"You shall know the truth, and the truth shall make you odd." ~Flannery O'Connor

Sunday, April 23, 2006

Why Divine Mercy Sunday?

Mercy is very unpopular in America today. To most people, it seems either naïve or presumptuous. Mercilessness is more respected and practiced than mercy. We are an extremely litigious lot; we set great store by a powerful military and regularly use it; overflowing with drug offenders and petty offenders, prisons can't be built fast enough. In marriages and in the workplace, we are slow to praise and quick to blame—so much so that a staggering amount of behavior can be explained as avoidance of blame—whether not the blame would be deserved. (Not for nothing does everybody with a job know what 'CYA' means.) Talk shows are filled with exposés and condemnations. We tend to think of the world, which means other people, as a very nasty place against which we must defend ourselves. As a result, life seems to get nastier all the time.

The antidote, would we but have it, is to receive and extend divine mercy. Accordingly, today's feast was instituted by Pope John Paul II on the basis of the apparitions of Christ to St. Faustina Kowalska in the 1930s. The image above is the one she believed herself commissioned to spread. (Its caption means: "Jesus, I trust in you.") As my desktop wallpaper, I use one derived from it. Along with it, I heartily recommend the late, great pope's encyclical Dives in Misericordia.

This whole phenomenon is a revival of old-fashioned Catholic piety at a time when many baby-boom and older Catholics, still contemning "the bad old days" that younger Catholics never knew, find all that sort of thing faintly embarassing. Contrarian that I am, it is partly for that reason that I like and observe it.
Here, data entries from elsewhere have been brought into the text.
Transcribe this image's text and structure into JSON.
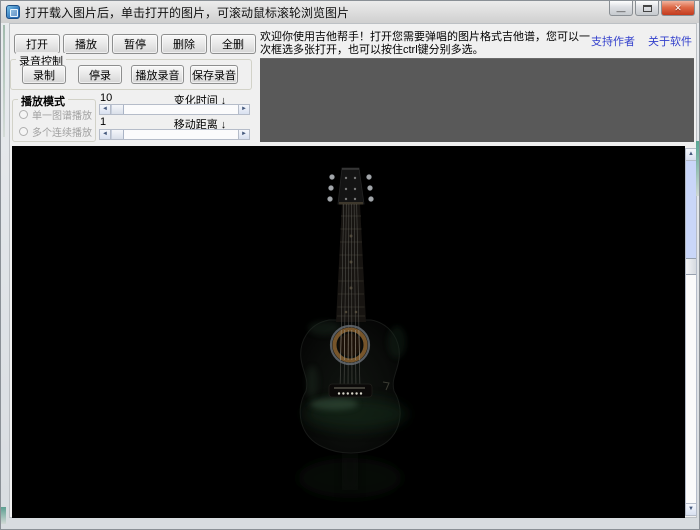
{
  "window": {
    "title": "打开载入图片后，单击打开的图片，可滚动鼠标滚轮浏览图片"
  },
  "icons": {
    "minimize": "—",
    "close": "✕",
    "scroll_up": "▲",
    "scroll_down": "▼",
    "scroll_left": "◄",
    "scroll_right": "►",
    "down_arrow": "↓"
  },
  "toolbar": {
    "buttons": [
      "打开",
      "播放",
      "暂停",
      "删除",
      "全删"
    ]
  },
  "recording": {
    "group_label": "录音控制",
    "buttons": [
      "录制",
      "停录",
      "播放录音",
      "保存录音"
    ]
  },
  "play_mode": {
    "group_label": "播放模式",
    "options": [
      "单一图谱播放",
      "多个连续播放"
    ]
  },
  "params": {
    "change_time": {
      "value": "10",
      "label": "变化时间"
    },
    "move_distance": {
      "value": "1",
      "label": "移动距离"
    }
  },
  "welcome_text": "欢迎你使用吉他帮手！打开您需要弹唱的图片格式吉他谱，您可以一次框选多张打开，也可以按住ctrl键分别多选。",
  "links": {
    "support_author": "支持作者",
    "about_software": "关于软件"
  },
  "viewer": {
    "content": "black-acoustic-guitar-photo"
  },
  "colors": {
    "link_blue": "#3340cc",
    "panel_gray": "#595959",
    "viewer_bg": "#000000",
    "scroll_track_blue": "#c9d6f8"
  }
}
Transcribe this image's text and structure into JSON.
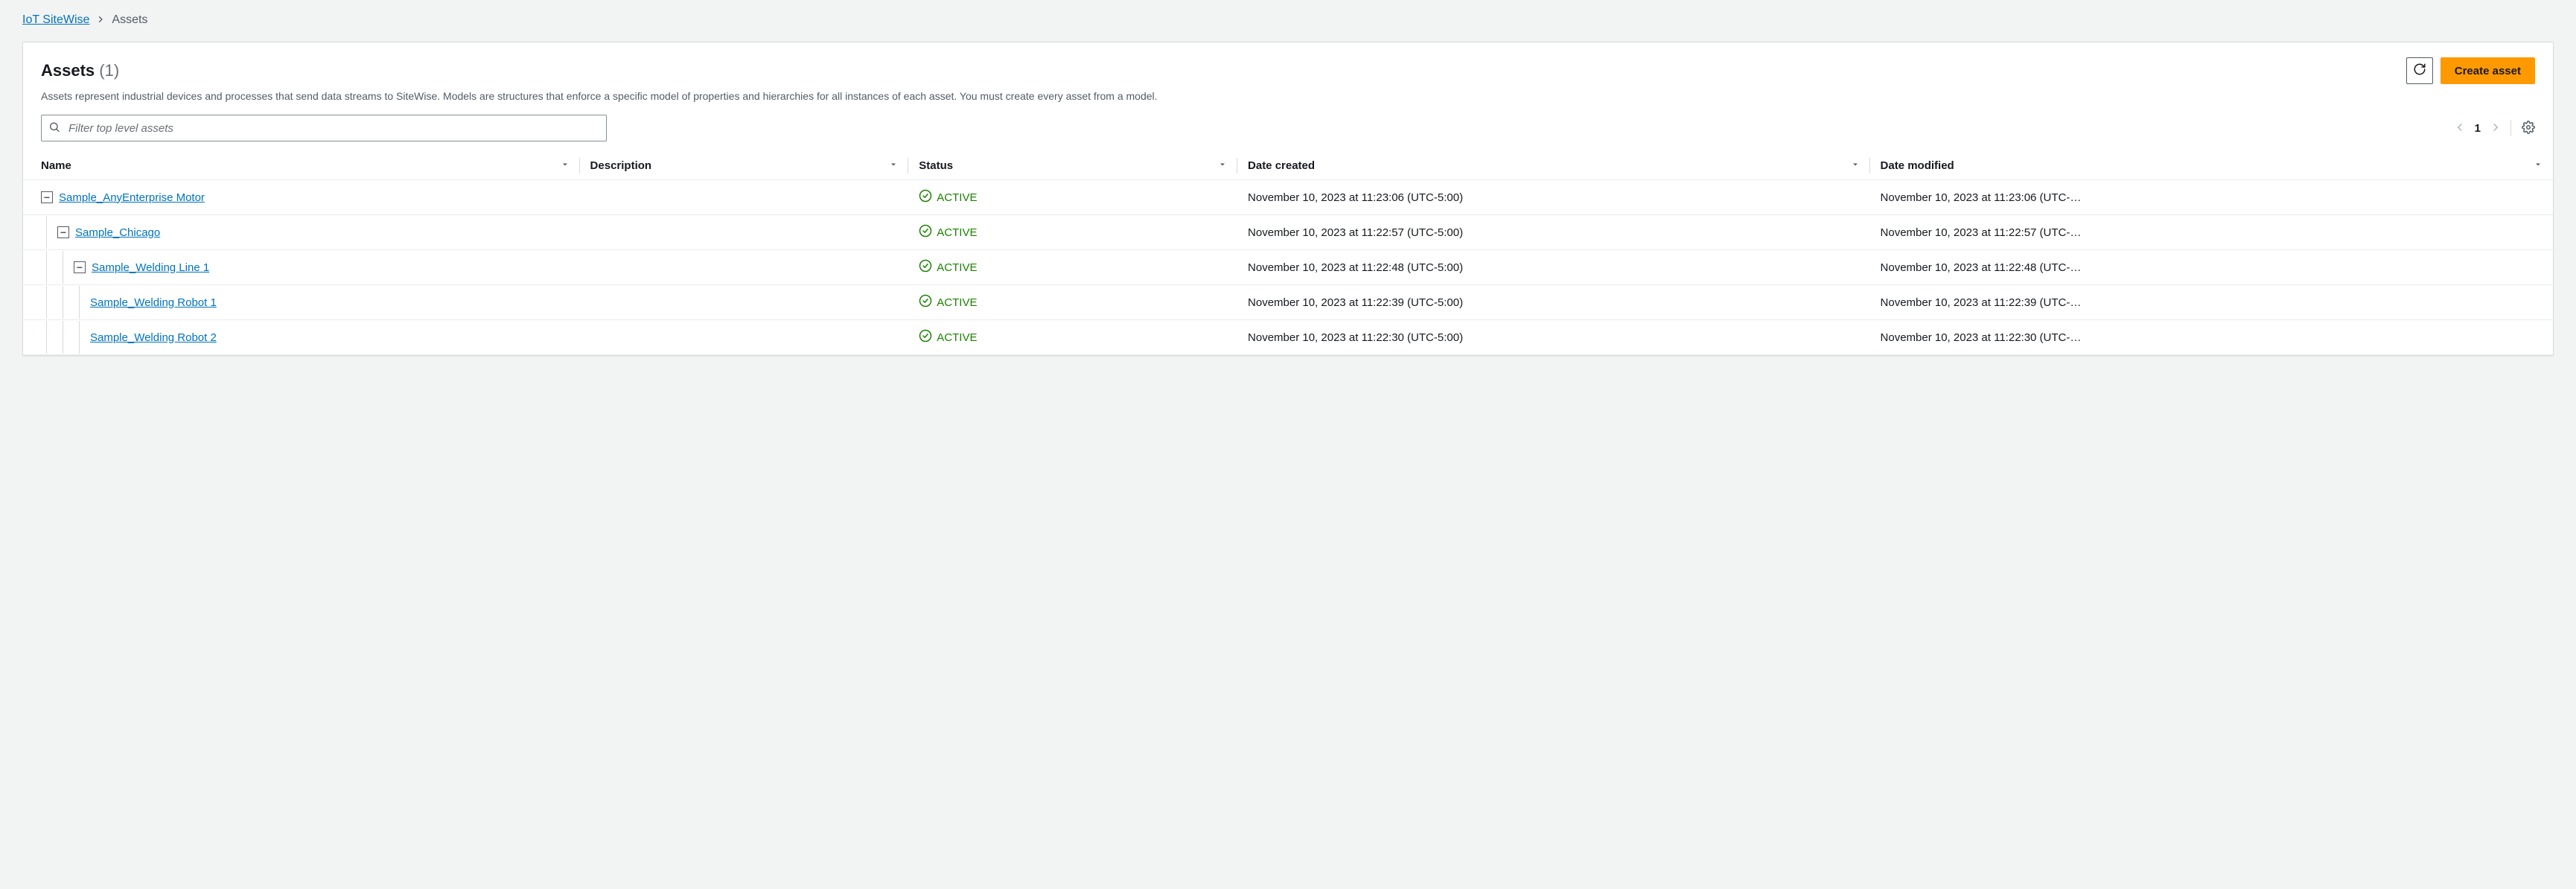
{
  "breadcrumb": {
    "root": "IoT SiteWise",
    "current": "Assets"
  },
  "header": {
    "title": "Assets",
    "count": "(1)",
    "description": "Assets represent industrial devices and processes that send data streams to SiteWise. Models are structures that enforce a specific model of properties and hierarchies for all instances of each asset. You must create every asset from a model.",
    "create_label": "Create asset"
  },
  "search": {
    "placeholder": "Filter top level assets"
  },
  "pager": {
    "page": "1"
  },
  "columns": {
    "name": "Name",
    "description": "Description",
    "status": "Status",
    "date_created": "Date created",
    "date_modified": "Date modified"
  },
  "status_text": "ACTIVE",
  "rows": [
    {
      "indent": 0,
      "expandable": true,
      "name": "Sample_AnyEnterprise Motor",
      "description": "",
      "created": "November 10, 2023 at 11:23:06 (UTC-5:00)",
      "modified": "November 10, 2023 at 11:23:06 (UTC-…"
    },
    {
      "indent": 1,
      "expandable": true,
      "name": "Sample_Chicago",
      "description": "",
      "created": "November 10, 2023 at 11:22:57 (UTC-5:00)",
      "modified": "November 10, 2023 at 11:22:57 (UTC-…"
    },
    {
      "indent": 2,
      "expandable": true,
      "name": "Sample_Welding Line 1",
      "description": "",
      "created": "November 10, 2023 at 11:22:48 (UTC-5:00)",
      "modified": "November 10, 2023 at 11:22:48 (UTC-…"
    },
    {
      "indent": 3,
      "expandable": false,
      "name": "Sample_Welding Robot 1",
      "description": "",
      "created": "November 10, 2023 at 11:22:39 (UTC-5:00)",
      "modified": "November 10, 2023 at 11:22:39 (UTC-…"
    },
    {
      "indent": 3,
      "expandable": false,
      "name": "Sample_Welding Robot 2",
      "description": "",
      "created": "November 10, 2023 at 11:22:30 (UTC-5:00)",
      "modified": "November 10, 2023 at 11:22:30 (UTC-…"
    }
  ]
}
But what to say to the unconvinced who, alas, include many priests?

More important than what I've opened by saying, here's part of what Jesus is alleged to have said to Sister Faustina:

On one occasion, I heard these words: My daughter, tell the whole world about My inconceivable mercy. I desire that the Feast of Mercy be a refuge and shelter for all souls, and especially for poor sinners. On that day the very depths of My tender mercy are open. I pour out a whole ocean of graces upon those souls who approach the fount of My mercy. The soul that will go to Confession and receive Holy Communion shall obtain complete forgiveness of sins and punishment.
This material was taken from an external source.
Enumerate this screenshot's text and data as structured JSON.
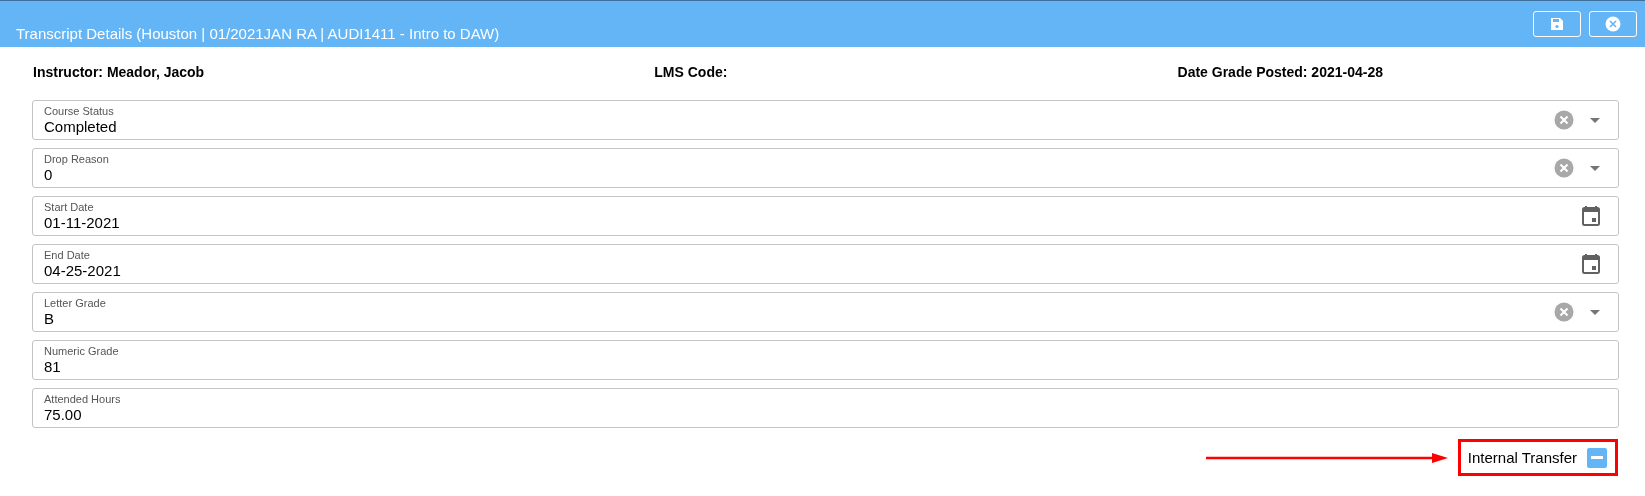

On that day all the divine floodgates through which grace flow are opened. Let no soul fear to draw near to Me, even though its sins be as scarlet. My mercy is so great that no mind, be it of man or of angel, will be able to fathom it throughout all eternity. Everything that exists has come forth from the very depths of My most tender mercy. Every soul in its relation to Me will contemplate My love and mercy throughout eternity. The Feast of Mercy emerged from My very depths of tenderness. It is My desire that it be solemnly celebrated on the first Sunday after Easter. Mankind will not have peace until it turns to the Fount of My Mercy.
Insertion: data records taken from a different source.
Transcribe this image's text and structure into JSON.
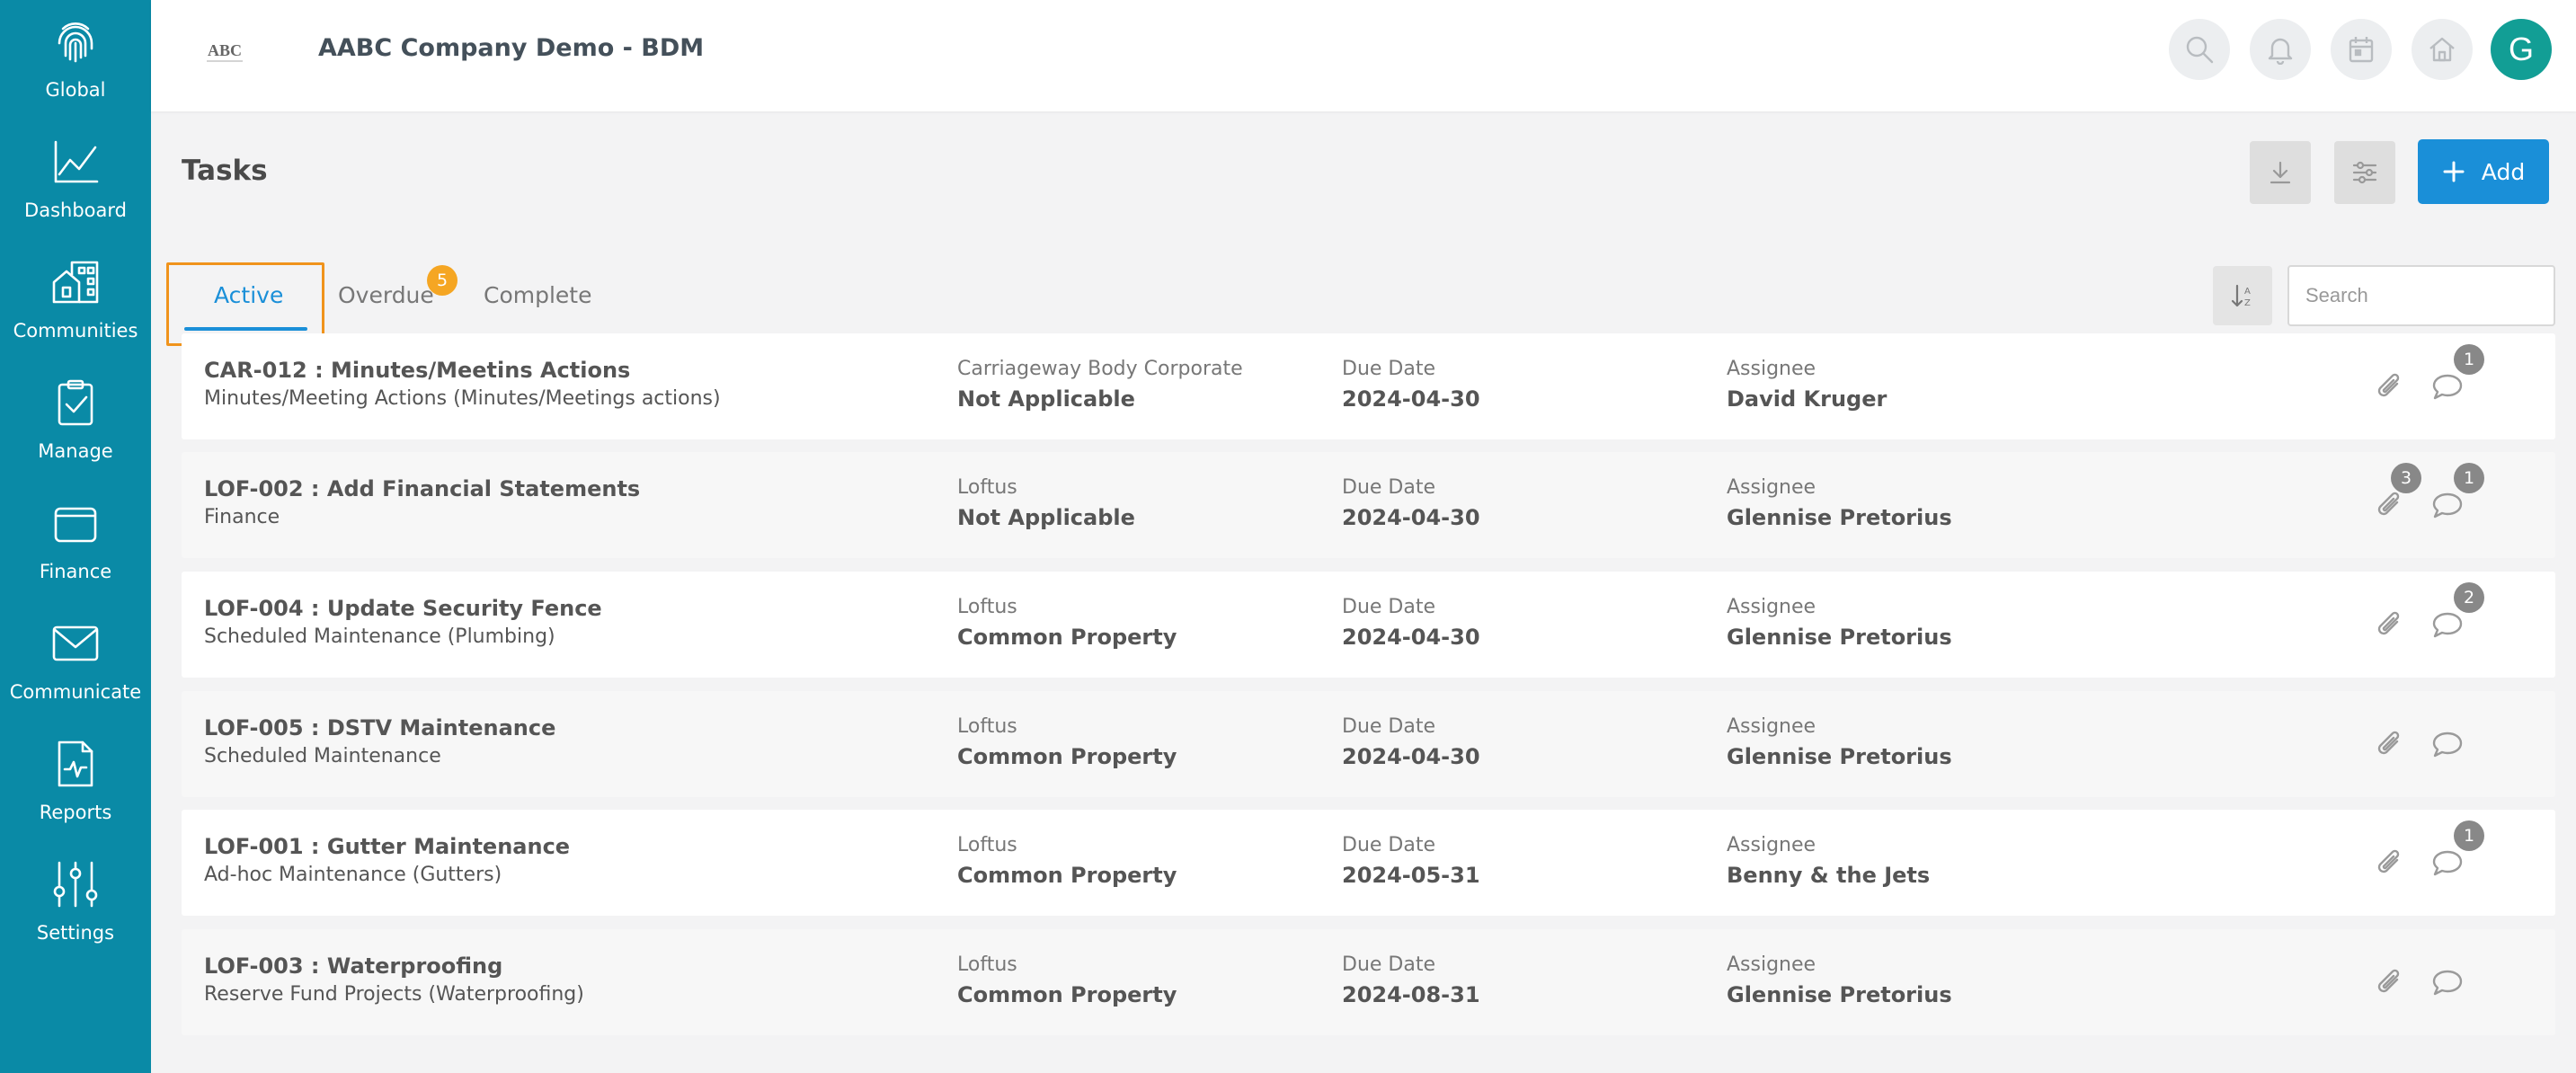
{
  "sidebar": {
    "items": [
      {
        "label": "Global",
        "icon": "fingerprint-icon"
      },
      {
        "label": "Dashboard",
        "icon": "line-chart-icon"
      },
      {
        "label": "Communities",
        "icon": "buildings-icon"
      },
      {
        "label": "Manage",
        "icon": "clipboard-check-icon"
      },
      {
        "label": "Finance",
        "icon": "wallet-icon"
      },
      {
        "label": "Communicate",
        "icon": "envelope-icon"
      },
      {
        "label": "Reports",
        "icon": "report-icon"
      },
      {
        "label": "Settings",
        "icon": "sliders-icon"
      }
    ]
  },
  "header": {
    "logo_text": "ABC",
    "company_name": "AABC Company Demo - BDM",
    "avatar_initial": "G",
    "icons": [
      "search-icon",
      "bell-icon",
      "calendar-icon",
      "home-icon"
    ]
  },
  "page": {
    "title": "Tasks",
    "add_label": "Add"
  },
  "tabs": {
    "active": "Active",
    "overdue": "Overdue",
    "overdue_count": "5",
    "complete": "Complete"
  },
  "search": {
    "placeholder": "Search",
    "value": ""
  },
  "colors": {
    "sidebar": "#0a8aa6",
    "accent": "#1a8fd8",
    "badge": "#f5a623",
    "avatar": "#129e95",
    "highlight": "#f0931c"
  },
  "tasks": [
    {
      "code_title": "CAR-012 : Minutes/Meetins Actions",
      "category": "Minutes/Meeting Actions (Minutes/Meetings actions)",
      "community": "Carriageway Body Corporate",
      "area": "Not Applicable",
      "due_label": "Due Date",
      "due_date": "2024-04-30",
      "assignee_label": "Assignee",
      "assignee": "David Kruger",
      "attachments": "",
      "comments": "1"
    },
    {
      "code_title": "LOF-002 : Add Financial Statements",
      "category": "Finance",
      "community": "Loftus",
      "area": "Not Applicable",
      "due_label": "Due Date",
      "due_date": "2024-04-30",
      "assignee_label": "Assignee",
      "assignee": "Glennise Pretorius",
      "attachments": "3",
      "comments": "1"
    },
    {
      "code_title": "LOF-004 : Update Security Fence",
      "category": "Scheduled Maintenance (Plumbing)",
      "community": "Loftus",
      "area": "Common Property",
      "due_label": "Due Date",
      "due_date": "2024-04-30",
      "assignee_label": "Assignee",
      "assignee": "Glennise Pretorius",
      "attachments": "",
      "comments": "2"
    },
    {
      "code_title": "LOF-005 : DSTV Maintenance",
      "category": "Scheduled Maintenance",
      "community": "Loftus",
      "area": "Common Property",
      "due_label": "Due Date",
      "due_date": "2024-04-30",
      "assignee_label": "Assignee",
      "assignee": "Glennise Pretorius",
      "attachments": "",
      "comments": ""
    },
    {
      "code_title": "LOF-001 : Gutter Maintenance",
      "category": "Ad-hoc Maintenance (Gutters)",
      "community": "Loftus",
      "area": "Common Property",
      "due_label": "Due Date",
      "due_date": "2024-05-31",
      "assignee_label": "Assignee",
      "assignee": "Benny & the Jets",
      "attachments": "",
      "comments": "1"
    },
    {
      "code_title": "LOF-003 : Waterproofing",
      "category": "Reserve Fund Projects (Waterproofing)",
      "community": "Loftus",
      "area": "Common Property",
      "due_label": "Due Date",
      "due_date": "2024-08-31",
      "assignee_label": "Assignee",
      "assignee": "Glennise Pretorius",
      "attachments": "",
      "comments": ""
    }
  ]
}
[Let] the greatest sinners place their trust in My mercy. They have the right before others to trust in the abyss of My mercy. My daughter, write about My mercy towards tormented souls. Souls that make an appeal to My mercy delight Me. To such souls I grant even more graces than they ask. I cannot punish even the greatest sinner if he makes an appeal to My compassion, but on the contrary, I justify him in My unfathomable and inscrutable mercy. Write: before I come as a just Judge, I first open wide the door of My mercy. He who refuses to pass through the door of My mercy must pass through the door of My justice.


From all My wounds, like from streams, mercy flows for souls, but the wound in My Heart is the fountain of unfathomable mercy. From this fountain spring all graces for souls. The flames of compassion burn Me. I desire greatly to pour them out upon souls. Speak to the whole world about My mercy.

It's most interesting how such a theme contradicts what so many older Catholics think of as that of the bad old days. Everything that exists has its origin in the divine mercy, and Jesus wants to show us mercy even more, really, than most of us desire it. His justice will be visited in the end only on those who don't want his mercy. Can you find here the familiar image of the avenging God just waiting to zap us when we break the rules, which is usually taken to mean having sex with the wrong people and/or the wrong way, and omitting certain required pious acts? Neither can I.

Even so, one cannot desire mercy if one refuses to acknowledge that one needs it. For many Catholics these days, that is probably the biggest stumbling block to a relationship with God. If one does not agree with the Church about what in one's life is precluding or rupturing one's relationship with God, then one is not going to credit devotion to the Divine Mercy much, save perhaps as a sappily pious acknowledgement that God will bless "me" no matter what "I" choose to do. Notice use of the first person pronoun. Many people who believe they are not such great sinners as to need infinite mercy, who indeed sometimes doubt that any sin is so great as to close their hearts to salvation, also believe that others, such as those who sexually abuse minors, shouldn't get mercy because they don't deserve any. Well, nobody "deserves" mercy and nobody should be exempt from just civil laws. But one cannot appreciate either the virtue or the metaphysical reality of mercy without a humble, honest, well-informed sense of sin that begins with oneself. With that sense, we hate sin all the more yet love all sinners even as we acknowledge ourselves to be loved.